Psaki defiende no exigir vacunación ni pruebas COVID negativas a inmigrantes que entran a EE. UU.

Por Isabel van Brugen
21 de septiembre de 2021 9:11 AM Actualizado: 21 de septiembre de 2021 11:03 AM

La secretaria de prensa de la Casa Blanca, Jen Psaki, defendió este lunes la decisión del gobierno de Joe Biden de no exigir pruebas de detección de COVID-19 con resultados negativos ni comprobantes de vacunación a las personas que cruzan ilegalmente la frontera entre Estados Unidos y México.
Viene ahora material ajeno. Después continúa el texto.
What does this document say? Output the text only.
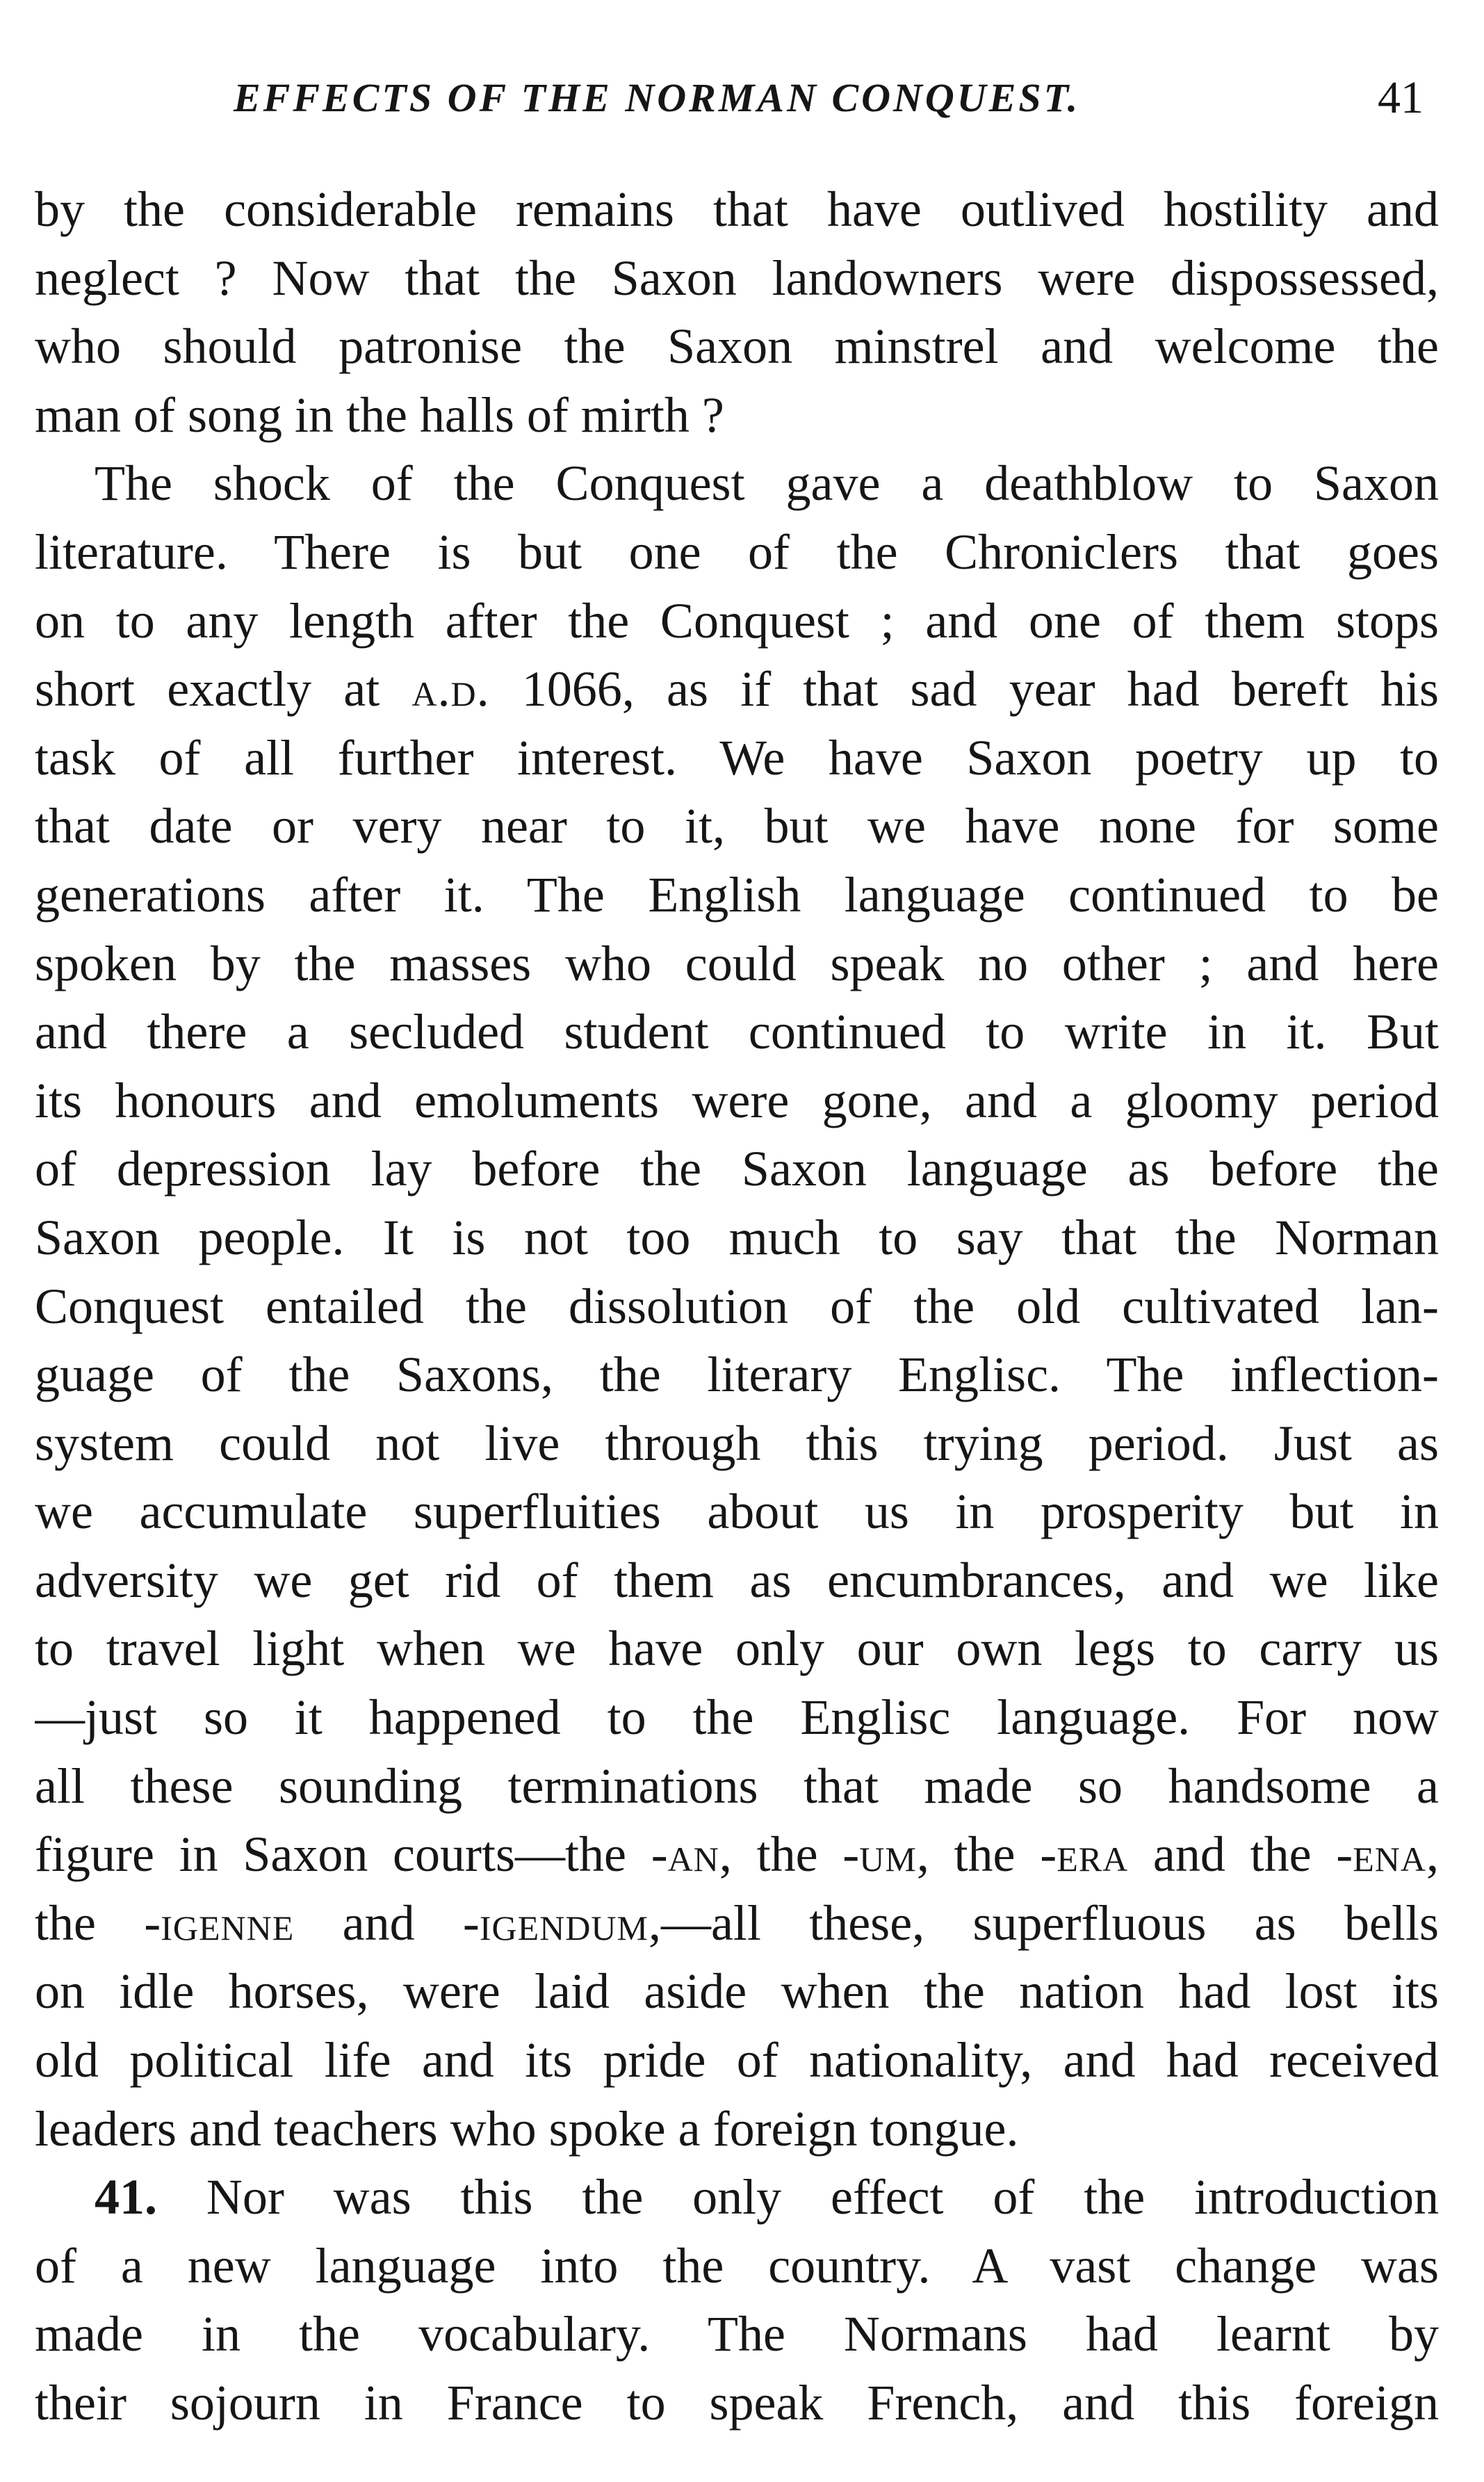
EFFECTS OF THE NORMAN CONQUEST.	41
by the considerable remains that have outlived hostility and
neglect ? Now that the Saxon landowners were dispossessed,
who should patronise the Saxon minstrel and welcome the
man of song in the halls of mirth ?
The shock of the Conquest gave a deathblow to Saxon
literature. There is but one of the Chroniclers that goes
on to any length after the Conquest ; and one of them stops
short exactly at a.d. 1066, as if that sad year had bereft his
task of all further interest. We have Saxon poetry up to
that date or very near to it, but we have none for some
generations after it. The English language continued to be
spoken by the masses who could speak no other ; and here
and there a secluded student continued to write in it. But
its honours and emoluments were gone, and a gloomy period
of depression lay before the Saxon language as before the
Saxon people. It is not too much to say that the Norman
Conquest entailed the dissolution of the old cultivated lan-
guage of the Saxons, the literary Englisc. The inflection-
system could not live through this trying period. Just as
we accumulate superfluities about us in prosperity but in
adversity we get rid of them as encumbrances, and we like
to travel light when we have only our own legs to carry us
—just so it happened to the Englisc language. For now
all these sounding terminations that made so handsome a
figure in Saxon courts—the -an, the -um, the -era and the -ena,
the -igenne and -igendum,—all these, superfluous as bells
on idle horses, were laid aside when the nation had lost its
old political life and its pride of nationality, and had received
leaders and teachers who spoke a foreign tongue.
41. Nor was this the only effect of the introduction
of a new language into the country. A vast change was
made in the vocabulary. The Normans had learnt by
their sojourn in France to speak French, and this foreign
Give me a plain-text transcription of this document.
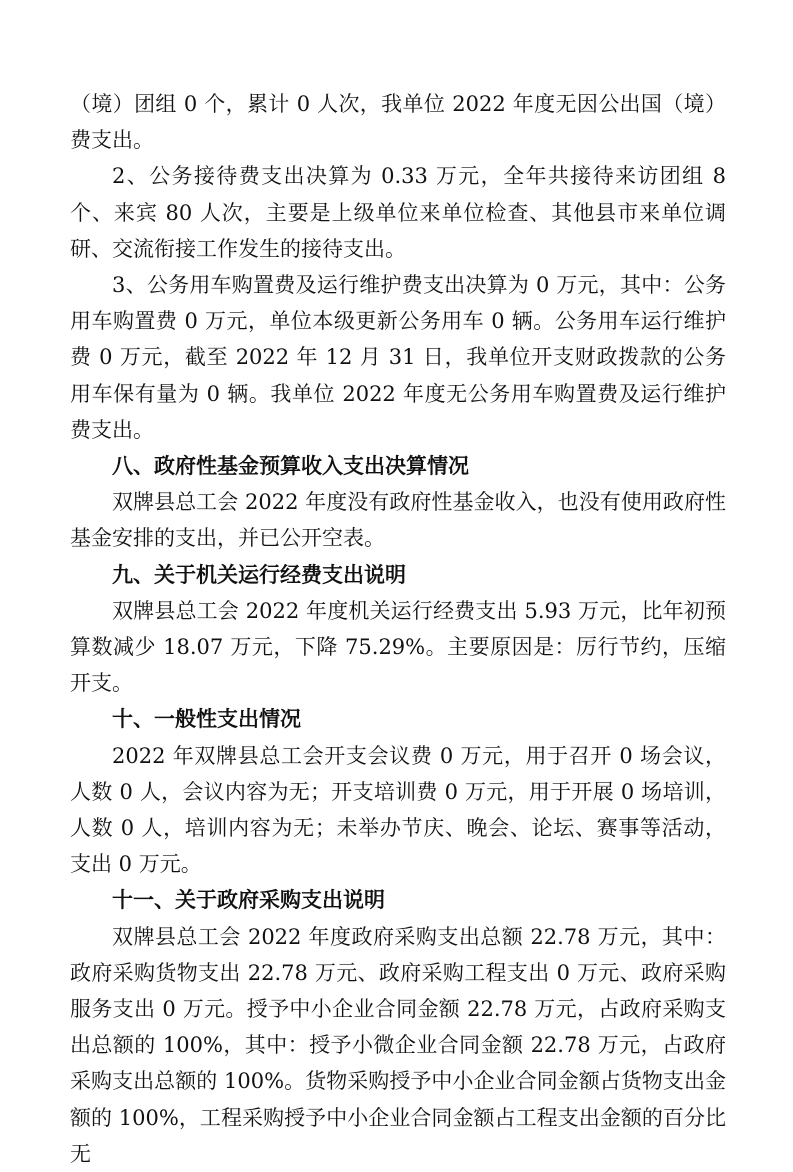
（境）团组 0 个，累计 0 人次，我单位 2022 年度无因公出国（境）费支出。

2、公务接待费支出决算为 0.33 万元，全年共接待来访团组 8 个、来宾 80 人次，主要是上级单位来单位检查、其他县市来单位调研、交流衔接工作发生的接待支出。

3、公务用车购置费及运行维护费支出决算为 0 万元，其中：公务用车购置费 0 万元，单位本级更新公务用车 0 辆。公务用车运行维护费 0 万元，截至 2022 年 12 月 31 日，我单位开支财政拨款的公务用车保有量为 0 辆。我单位 2022 年度无公务用车购置费及运行维护费支出。

八、政府性基金预算收入支出决算情况

双牌县总工会 2022 年度没有政府性基金收入，也没有使用政府性基金安排的支出，并已公开空表。

九、关于机关运行经费支出说明

双牌县总工会 2022 年度机关运行经费支出 5.93 万元，比年初预算数减少 18.07 万元，下降 75.29%。主要原因是：厉行节约，压缩开支。

十、一般性支出情况

2022 年双牌县总工会开支会议费 0 万元，用于召开 0 场会议，人数 0 人，会议内容为无；开支培训费 0 万元，用于开展 0 场培训，人数 0 人，培训内容为无；未举办节庆、晚会、论坛、赛事等活动，支出 0 万元。

十一、关于政府采购支出说明

双牌县总工会 2022 年度政府采购支出总额 22.78 万元，其中：政府采购货物支出 22.78 万元、政府采购工程支出 0 万元、政府采购服务支出 0 万元。授予中小企业合同金额 22.78 万元，占政府采购支出总额的 100%，其中：授予小微企业合同金额 22.78 万元，占政府采购支出总额的 100%。货物采购授予中小企业合同金额占货物支出金额的 100%，工程采购授予中小企业合同金额占工程支出金额的百分比无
En respuesta a la pregunta de un periodista sobre si los agentes de la Patrulla Fronteriza piden una prueba de vacunación contra el COVID-19 o resultados negativos de las pruebas «si alguien entra en el país, justo al otro lado del río», Psaki dijo que la inmigración ilegal no es comparable a los extranjeros que llegan en avión a Estados Unidos.

La pregunta fue motivada por el anuncio de la Casa Blanca el lunes de que todos los visitantes extranjeros deben estar vacunados y presentar una prueba de su vacunación antes de embarcar en un vuelo con destino a Estados Unidos. El coordinador de COVID-19 de la Casa Blanca, Jeff Zients, dijo en una conferencia de prensa que las personas también deben mostrar un resultado negativo en la prueba de COVID-19 al menos 72 horas antes de volar.

«A medida que los individuos llegan a la frontera, se les evalúa para ver si tienen algún síntoma. Si tienen síntomas, la intención es que deben quedar en cuarentena», dijo Psaki, refiriéndose a los individuos que entran ilegalmente por la frontera sur. «Ese es nuestro proceso».

Según Psaki, ambas situaciones no son comparables.

«Ellos no tienen la intención de quedarse aquí durante un período de tiempo prolongado. No creo que sea lo mismo», añadió.

El presidente Joe Biden está presidiendo la que podría llegar a ser la peor crisis fronteriza de la historia de Estados Unidos en cuanto al número de inmigrantes ilegales con los que se encuentran los agentes y funcionarios estadounidenses. La cifra superó los 200,000 contactos tanto en julio como en agosto.

Los condados situados a lo largo de la frontera sur han detectado en los inmigrantes ilegales tasas de positividad al virus que causa el COVID-19 de hasta el 40 por ciento, lo que suscita la preocupación de que las autoridades federales los envíen a comunidades de todo Estados Unidos mientras siguen siendo potencialmente positivos al coronavirus.

La ciudad de Laredo, Texas, demandó recientemente al gobierno federal para bloquear el transporte y la liberación de inmigrantes ilegales en la ciudad después que las ONG locales se vieran desbordadas por el volumen de inmigrantes ilegales no sometidos a las pruebas. La ciudad retiró posteriormente la demanda tras llegar a un acuerdo con las autoridades federales.

El gobernador de Texas, Greg Abbott, se enzarzó en un intercambio de opiniones con el fiscal general Merrick Garland tras emitir una orden ejecutiva que restringía el transporte de extranjeros ilegales a Texas debido al COVID-19. La orden de Abbott fue bloqueada por un juez federal.

«Estamos expulsando a individuos basándonos en el Título 42 específicamente por el COVID porque queremos prevenir un escenario en el que se reúnan grandes cantidades de personas que supongan una amenaza para la comunidad y también para los propios inmigrantes», dijo Psaki.

Los comentarios de la secretaria de prensa de la Casa Blanca surgieron después de que en los últimos días más de 10,000 inmigrantes ilegales, en su mayoría provenientes de Haití, se reunieran en Del Río, en la frontera de Texas, cerca de 60 millas al noroeste de Piedras Negras y Eagle Pass.

Las autoridades fronterizas estadounidenses retiraron hasta ahora a más de 6500 inmigrantes de la zona.